In terms of effort vs. gain--you pose an interesting question. I would argue that it is worth the effort. This is a website about rational thought, so it seems fitting that it should have a smooth user interface that they're constantly trying to optimize. I also think any effort into finding a better way or creating a better system is always well spent because it creates an environment that nurtures innovative thinking and progress. So even though programming a new function would only have an incremental benefit to users, I think little things like this have a positive impact on the way people think. Web programming is such a flexible medium, allowing improvements like this--and just like people on this site put extra time and effort into the pursuit of truth and rationality, I think we should also put extra effort into optimizing our systems of interaction, making them as efficient as possible. Efficiency is the sister of rationality.

Priors and Surprise

I find it distracting when people report typos in the public comments--more distracting than the typos themselves in the actual post. There should be a better interface that: 1) allows users to easily report typos without writing a comment or a direct message 2) drives awareness that the community should help edit posts 3) alerts users that a typo has been reported in a unintrusive way.

Perhaps they can make each line of a post a live link that you can click to view a pop-up box in which you can write an edit. A little red dot in the margin by a line in which a user has reported an error would be enough to let people know it's been taken care of. A little note in the margin that explains the system will help spread the word.

In lieu of a new system--we have to figure out if it's more important to influence the readability of articles or more important to insure the flow of comments is not disrupted. I would argue that the comment flow is way more important, considering how the caliber of the users in this community protect the readability of the articles from any serious jeopardy. The flow of comments, on the other hand, is what makes this forum uniquely nurturing to rational thought. This detailed matrix of connecting ideas is as reflective of the cognitive process as it is supportive of it.

Great Product. Lousy Marketing.

The desire to persuade people isn't necessarily rational, especially when it comes to "enlightening" people on the superiority of rational thought.

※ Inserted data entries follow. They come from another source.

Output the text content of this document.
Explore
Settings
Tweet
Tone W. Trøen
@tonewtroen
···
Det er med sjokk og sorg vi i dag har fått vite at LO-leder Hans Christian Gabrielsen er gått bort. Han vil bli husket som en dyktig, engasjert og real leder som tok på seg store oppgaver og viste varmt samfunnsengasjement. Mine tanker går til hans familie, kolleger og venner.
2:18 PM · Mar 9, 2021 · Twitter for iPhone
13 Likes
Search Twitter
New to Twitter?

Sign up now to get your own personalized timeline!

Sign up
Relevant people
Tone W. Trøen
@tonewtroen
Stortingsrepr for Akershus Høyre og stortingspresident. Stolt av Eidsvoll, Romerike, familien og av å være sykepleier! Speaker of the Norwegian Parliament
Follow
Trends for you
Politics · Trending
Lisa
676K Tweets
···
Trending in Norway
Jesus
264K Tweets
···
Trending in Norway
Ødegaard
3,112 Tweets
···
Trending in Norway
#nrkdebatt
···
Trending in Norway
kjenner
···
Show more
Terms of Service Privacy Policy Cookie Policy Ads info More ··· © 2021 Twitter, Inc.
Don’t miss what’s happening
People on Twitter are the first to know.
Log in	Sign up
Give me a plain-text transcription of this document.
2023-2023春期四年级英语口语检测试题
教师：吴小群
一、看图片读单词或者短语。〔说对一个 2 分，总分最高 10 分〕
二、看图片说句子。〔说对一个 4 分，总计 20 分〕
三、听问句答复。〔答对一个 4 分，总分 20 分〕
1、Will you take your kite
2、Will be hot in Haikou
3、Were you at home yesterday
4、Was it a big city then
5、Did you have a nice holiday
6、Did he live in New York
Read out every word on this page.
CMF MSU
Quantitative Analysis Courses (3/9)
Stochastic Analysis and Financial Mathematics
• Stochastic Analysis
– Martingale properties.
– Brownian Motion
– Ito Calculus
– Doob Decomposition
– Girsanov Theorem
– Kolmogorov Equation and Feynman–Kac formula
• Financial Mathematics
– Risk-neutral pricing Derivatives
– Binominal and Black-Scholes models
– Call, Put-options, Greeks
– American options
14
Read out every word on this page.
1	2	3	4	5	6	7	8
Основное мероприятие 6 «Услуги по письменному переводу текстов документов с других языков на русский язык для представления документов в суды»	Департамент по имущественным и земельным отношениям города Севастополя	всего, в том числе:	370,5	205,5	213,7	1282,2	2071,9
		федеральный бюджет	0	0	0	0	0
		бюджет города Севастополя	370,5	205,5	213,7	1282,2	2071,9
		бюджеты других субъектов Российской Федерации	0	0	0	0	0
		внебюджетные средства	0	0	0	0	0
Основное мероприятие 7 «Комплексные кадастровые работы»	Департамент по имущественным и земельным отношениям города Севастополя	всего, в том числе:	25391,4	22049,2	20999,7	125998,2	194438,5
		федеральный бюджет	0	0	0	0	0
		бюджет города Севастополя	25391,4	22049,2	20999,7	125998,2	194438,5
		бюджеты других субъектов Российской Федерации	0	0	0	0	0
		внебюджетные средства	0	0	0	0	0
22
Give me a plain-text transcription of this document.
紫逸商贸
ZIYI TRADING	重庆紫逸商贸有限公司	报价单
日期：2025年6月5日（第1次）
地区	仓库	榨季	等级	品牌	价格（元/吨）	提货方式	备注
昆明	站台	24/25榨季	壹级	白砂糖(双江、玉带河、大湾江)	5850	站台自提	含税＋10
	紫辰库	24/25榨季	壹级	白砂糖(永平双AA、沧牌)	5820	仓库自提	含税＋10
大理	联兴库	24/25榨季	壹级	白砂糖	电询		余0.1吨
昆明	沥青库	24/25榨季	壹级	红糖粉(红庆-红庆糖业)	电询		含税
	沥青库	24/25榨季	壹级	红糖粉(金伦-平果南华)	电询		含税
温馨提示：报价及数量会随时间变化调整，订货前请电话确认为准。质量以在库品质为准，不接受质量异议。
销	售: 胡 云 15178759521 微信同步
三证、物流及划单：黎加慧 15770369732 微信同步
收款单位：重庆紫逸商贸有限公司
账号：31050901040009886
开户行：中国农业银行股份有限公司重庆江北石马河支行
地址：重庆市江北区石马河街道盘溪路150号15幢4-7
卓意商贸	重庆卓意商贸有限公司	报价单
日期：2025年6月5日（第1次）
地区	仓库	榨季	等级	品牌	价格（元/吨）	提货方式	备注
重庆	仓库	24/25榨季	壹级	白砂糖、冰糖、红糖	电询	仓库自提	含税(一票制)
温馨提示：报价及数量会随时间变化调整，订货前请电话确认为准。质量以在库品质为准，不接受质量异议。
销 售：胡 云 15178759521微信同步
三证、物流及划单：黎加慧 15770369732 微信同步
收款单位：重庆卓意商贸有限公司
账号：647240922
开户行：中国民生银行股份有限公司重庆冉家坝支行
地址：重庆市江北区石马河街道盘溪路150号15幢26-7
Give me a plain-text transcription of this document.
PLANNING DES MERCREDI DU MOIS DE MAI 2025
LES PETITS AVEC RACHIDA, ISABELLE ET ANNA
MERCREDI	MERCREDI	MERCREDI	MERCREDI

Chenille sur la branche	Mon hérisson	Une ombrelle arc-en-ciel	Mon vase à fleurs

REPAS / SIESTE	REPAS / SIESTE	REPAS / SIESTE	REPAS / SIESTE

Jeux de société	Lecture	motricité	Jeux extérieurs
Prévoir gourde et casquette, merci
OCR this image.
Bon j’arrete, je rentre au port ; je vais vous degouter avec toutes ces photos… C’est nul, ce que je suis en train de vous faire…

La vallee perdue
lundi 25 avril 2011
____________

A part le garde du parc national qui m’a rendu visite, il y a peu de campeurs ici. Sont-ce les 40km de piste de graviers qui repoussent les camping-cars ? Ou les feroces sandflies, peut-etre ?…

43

I think a truly rational person's allegiance should always rest in truth. Truth, in it self, is a very powerful notion that doesn't need the help of manipulative persuasive tactics to inspire people.

I think persuasive techniques can be adapted to help discover the truth, as long as the parties involved completely respect each other and are willing to ask questions that help the other better articulate their perspective--they have to ultimately be on the same side and trust that there is rational thought behind each other's statements, even if it's not apparent at first.

Things You Can't Countersignal

As far as the Advertising example goes, I think I disagree. Advertising has become less effective because there is so much more of it. There are advertisements in more places than ever and and consumers are so used to seeing it that it's hard to break through that clutter and grab their attention, especially in terms of the interruptive-based advertising model that is used on TV and in banner advertising online.

What might actually illustrate this point is the reason why advertising can be really horrible. It's not that ad specialist have to signal their cleverness in a way that sabotages the end product by making it too clever, but more that people in the industry are constantly having to justify it's quality to clients and colleagues--so they end up justifying things and approving things that are actually really bad.